MUNICH -- (MunichNOW News) -- Munich is losing its bookstores faster than you can say “Amazon Prime”. After Hugendubel at Marienplatz almost closed down but was saved with last minute reprieve, Munich may now be facing the loss of two more chain bookstores under the Weltbild brand.
In January the situation for all Weltbild stores was already looking pretty bad and it was announced that almost every second Weltbild store would have to be closed down. The most recent attempt to save the chain of bookstores once owned by the Catholic church, was the sale of 67 of Weltbild bookstores to the Lesensart Rüdiger Wenk GmbH. Apparently this was not enough as Weltbild has it will dissolve the business in bankruptcy.

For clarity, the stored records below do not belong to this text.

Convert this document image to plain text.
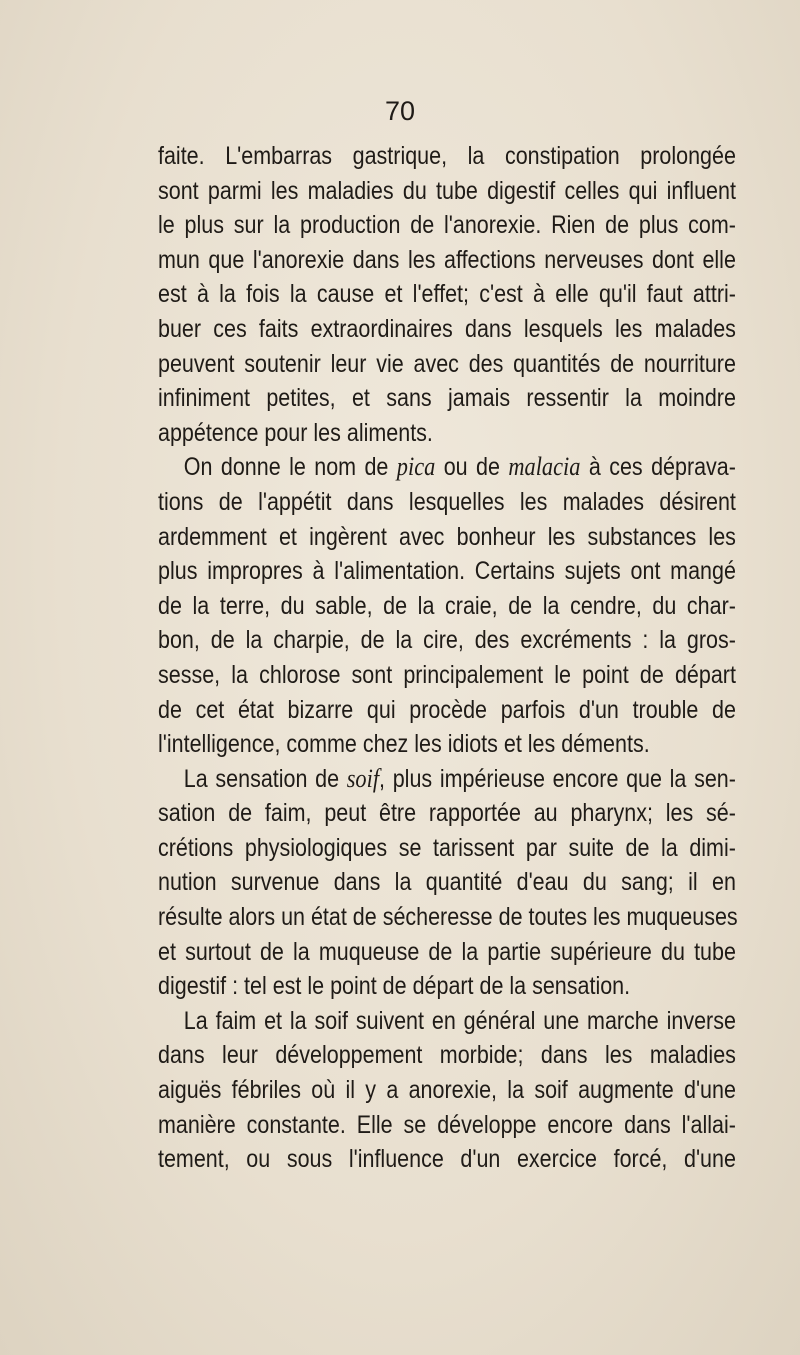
70
faite. L'embarras gastrique, la constipation prolongée
sont parmi les maladies du tube digestif celles qui influent
le plus sur la production de l'anorexie. Rien de plus com-
mun que l'anorexie dans les affections nerveuses dont elle
est à la fois la cause et l'effet; c'est à elle qu'il faut attri-
buer ces faits extraordinaires dans lesquels les malades
peuvent soutenir leur vie avec des quantités de nourriture
infiniment petites, et sans jamais ressentir la moindre
appétence pour les aliments.
On donne le nom de pica ou de malacia à ces déprava-
tions de l'appétit dans lesquelles les malades désirent
ardemment et ingèrent avec bonheur les substances les
plus impropres à l'alimentation. Certains sujets ont mangé
de la terre, du sable, de la craie, de la cendre, du char-
bon, de la charpie, de la cire, des excréments : la gros-
sesse, la chlorose sont principalement le point de départ
de cet état bizarre qui procède parfois d'un trouble de
l'intelligence, comme chez les idiots et les déments.
La sensation de soif, plus impérieuse encore que la sen-
sation de faim, peut être rapportée au pharynx; les sé-
crétions physiologiques se tarissent par suite de la dimi-
nution survenue dans la quantité d'eau du sang; il en
résulte alors un état de sécheresse de toutes les muqueuses
et surtout de la muqueuse de la partie supérieure du tube
digestif : tel est le point de départ de la sensation.
La faim et la soif suivent en général une marche inverse
dans leur développement morbide; dans les maladies
aiguës fébriles où il y a anorexie, la soif augmente d'une
manière constante. Elle se développe encore dans l'allai-
tement, ou sous l'influence d'un exercice forcé, d'une
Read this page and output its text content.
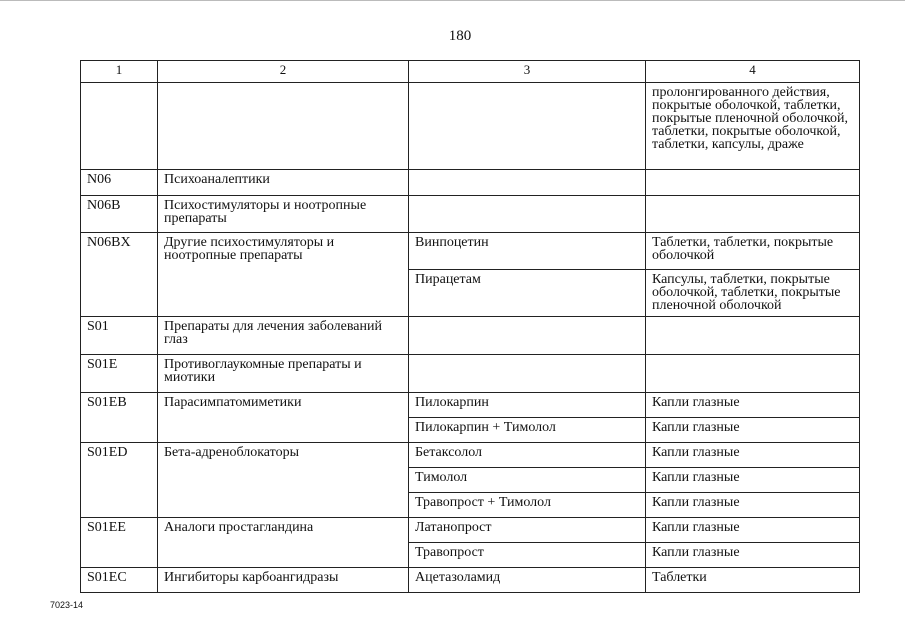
180
1	2	3	4
			пролонгированного действия, покрытые оболочкой, таблетки, покрытые пленочной оболочкой, таблетки, покрытые оболочкой, таблетки, капсулы, драже
N06	Психоаналептики		
N06B	Психостимуляторы и ноотропные препараты		
N06BX	Другие психостимуляторы и ноотропные препараты	Винпоцетин	Таблетки, таблетки, покрытые оболочкой
		Пирацетам	Капсулы, таблетки, покрытые оболочкой, таблетки, покрытые пленочной оболочкой
S01	Препараты для лечения заболеваний глаз		
S01E	Противоглаукомные препараты и миотики		
S01EB	Парасимпатомиметики	Пилокарпин	Капли глазные
		Пилокарпин + Тимолол	Капли глазные
S01ED	Бета-адреноблокаторы	Бетаксолол	Капли глазные
		Тимолол	Капли глазные
		Травопрост + Тимолол	Капли глазные
S01EE	Аналоги простагландина	Латанопрост	Капли глазные
		Травопрост	Капли глазные
S01EC	Ингибиторы карбоангидразы	Ацетазоламид	Таблетки
7023-14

The publishing house, Weltbild, as we now know it, emerged from the Catholic church owned newspaper publishing house Winfried-Werk GmBH, and only published Catholic manuscripts’ until 1987. When sales of the religious-based literature began to decline, the publishing house decided to radically change their concept, now not only selling church related books, but also everyday literature. At this point the company first introduced the word Weltbild in their name (Weltbildverlag GMBH) and in the end called themselves Verlagsgruppe Weltbild.
During all this time the publishing house was owned by the Catholic church, but after having to declare bankruptcy in July 2014 they were partly bought out by the Droege International Group, a German company founded in 1988. As a part of this operation the Verlagsgruppe Weltbild was transferred to the Weltbild Retail GmbH & CO KG.
The Droege International Group then sold 67 of the Weltbild stores to the Lesensart Rüdiger Wenk GmbH, a relatively unknown business.
On July 22, 2015, the Lesensart Rüdiger Wenk GmbH had to declare bankruptcy as well. This came as a surprise to the other 67 Weltbild stores and their employees, the ones not owned by this company.
How Lesensart plans to go on is not clear yet. Whether they will just keep on closing down their stores, or whether they have a plan to save the jobs at stake here is the question facing media observers and financial analysts in Germany.
What will happen to the two Weltbild bookstores in Munich and to what degree they are affected by the Lesensart bankruptcy is yet to find out. What does seem to be clear is that the market is increasingly harder in the retail book business and Amazon continues to dominate the market. This is especially hard in Germany with its long tradition of printing and book publishing.